Il calcio ci permette di infilarci nell’enigma dell’esistenza
Le stagioni dell’esistenza sono molte e complesse e non furono certo solo questi quindici minuti ad aprire i cancelli del mio piccolo passaggio. Ma se ancora oggi, a distanza di quasi trent’anni, rimango rapito e travolto da un torrente di sentimenti nel seguire queste parole, qualcosa vorrà pur dire. Oggi, che la fede religiosa è il ricordo di un racconto tramontato, capisco quale strumento fenomenale sia il calcio per crescere uomini e donne che non rinuncino ad avere un approccio problematico alla vita pur senza lasciarsi andare alla irragionevolezza della speranza che il tempo, la vecchiaia, il dolore, la malattia ci inducono a creare. Il calcio ci permette di infilarci nell’enigma dell’esistenza, di cercare la sofferenza, di vivere qualche sparuto attimo di gioia, di credere in un dio che lascia saltellare la palla sul suo piede sinistro, sapendo che tutto ciò non ci salverà. Il calcio non garantisce alcuna vittoria al novantesimo. La meraviglia del paradosso è che, sebbene quel minuto sia di solito amico delle nostre più buie disperazioni, noi non smettiamo mai di cercarlo, obbligati a vivere ogni attimo come l’ultimo. Senza alcun senso.

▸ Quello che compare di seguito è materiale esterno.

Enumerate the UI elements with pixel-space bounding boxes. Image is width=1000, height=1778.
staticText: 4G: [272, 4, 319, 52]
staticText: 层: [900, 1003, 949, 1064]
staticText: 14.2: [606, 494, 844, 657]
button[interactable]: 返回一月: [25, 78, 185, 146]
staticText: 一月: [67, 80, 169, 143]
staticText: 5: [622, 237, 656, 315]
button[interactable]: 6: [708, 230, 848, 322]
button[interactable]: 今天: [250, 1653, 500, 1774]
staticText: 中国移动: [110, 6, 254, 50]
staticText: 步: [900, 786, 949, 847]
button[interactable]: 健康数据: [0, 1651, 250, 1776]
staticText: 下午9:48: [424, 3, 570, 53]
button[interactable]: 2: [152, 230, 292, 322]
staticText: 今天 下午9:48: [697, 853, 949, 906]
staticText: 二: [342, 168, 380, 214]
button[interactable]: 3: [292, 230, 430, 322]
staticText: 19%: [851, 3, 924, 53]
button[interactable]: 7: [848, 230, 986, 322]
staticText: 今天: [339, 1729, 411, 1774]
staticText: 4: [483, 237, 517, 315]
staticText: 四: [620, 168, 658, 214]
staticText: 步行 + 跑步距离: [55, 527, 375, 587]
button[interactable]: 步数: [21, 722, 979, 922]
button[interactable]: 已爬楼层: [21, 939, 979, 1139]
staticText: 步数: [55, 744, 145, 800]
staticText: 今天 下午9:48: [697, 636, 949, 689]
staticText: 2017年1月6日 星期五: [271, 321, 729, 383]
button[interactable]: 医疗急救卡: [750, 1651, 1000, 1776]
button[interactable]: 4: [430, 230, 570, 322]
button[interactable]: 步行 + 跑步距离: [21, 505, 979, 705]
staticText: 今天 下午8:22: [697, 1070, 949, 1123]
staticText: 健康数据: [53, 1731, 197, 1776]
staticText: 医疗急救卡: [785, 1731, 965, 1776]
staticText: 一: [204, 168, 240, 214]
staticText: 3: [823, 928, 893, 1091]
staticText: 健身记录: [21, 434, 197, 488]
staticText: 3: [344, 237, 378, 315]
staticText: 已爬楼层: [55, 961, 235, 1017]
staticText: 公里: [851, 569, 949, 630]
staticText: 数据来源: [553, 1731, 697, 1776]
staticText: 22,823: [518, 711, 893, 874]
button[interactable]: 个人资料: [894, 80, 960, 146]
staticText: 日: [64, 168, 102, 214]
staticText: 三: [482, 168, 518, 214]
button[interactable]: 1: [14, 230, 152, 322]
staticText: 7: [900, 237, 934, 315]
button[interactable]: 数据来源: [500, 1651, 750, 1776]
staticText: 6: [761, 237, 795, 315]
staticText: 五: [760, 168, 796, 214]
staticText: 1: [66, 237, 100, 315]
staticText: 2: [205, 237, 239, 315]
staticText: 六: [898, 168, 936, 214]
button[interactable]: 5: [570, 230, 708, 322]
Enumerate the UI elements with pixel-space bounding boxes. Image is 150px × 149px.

Non fu dunque un prete, o un Padre della Chiesa, a spiegarmi l’arcano. Furono queste parole, risuonate in me molti anni dopo, asciutte e vinte a valle della gioia monumentale e gratuita donatemi da Diego Armando Maradona, a mostrarmi che la vita era più difficile di quanto mi aspettassi. Che a talune domande neppure lui avrebbe dato risposta. Che i suoi vizi erano necessari e lo sarebbero stati anche i miei. Che non si allenava eppure i suoi compagni lo adoravano perché non tutto segue una stretta logica. Quindici minuti che, per me, oggi, valgono più della consueta Via Crucis del Colosseo.

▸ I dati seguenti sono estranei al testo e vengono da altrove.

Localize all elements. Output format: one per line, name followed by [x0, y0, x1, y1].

Il calcio ha potuto molto, nella mia vita. Non ha mai insegnato, ha sempre e solo mostrato, apoteosi e ferite. Non le ha mai separate, si è divertito costantemente ad intrecciarle su un rettangolo di gioco. In una cosa oggi credo di certo: di non essere l’unico a poter dire di essere diventato un po’ più uomo grazie alle parole di un nano di Villa Fiorito – non è Betlemme e la sua terra non è santa. Ma queste sono minuzie che servono solo alla burocrazia dei porporati.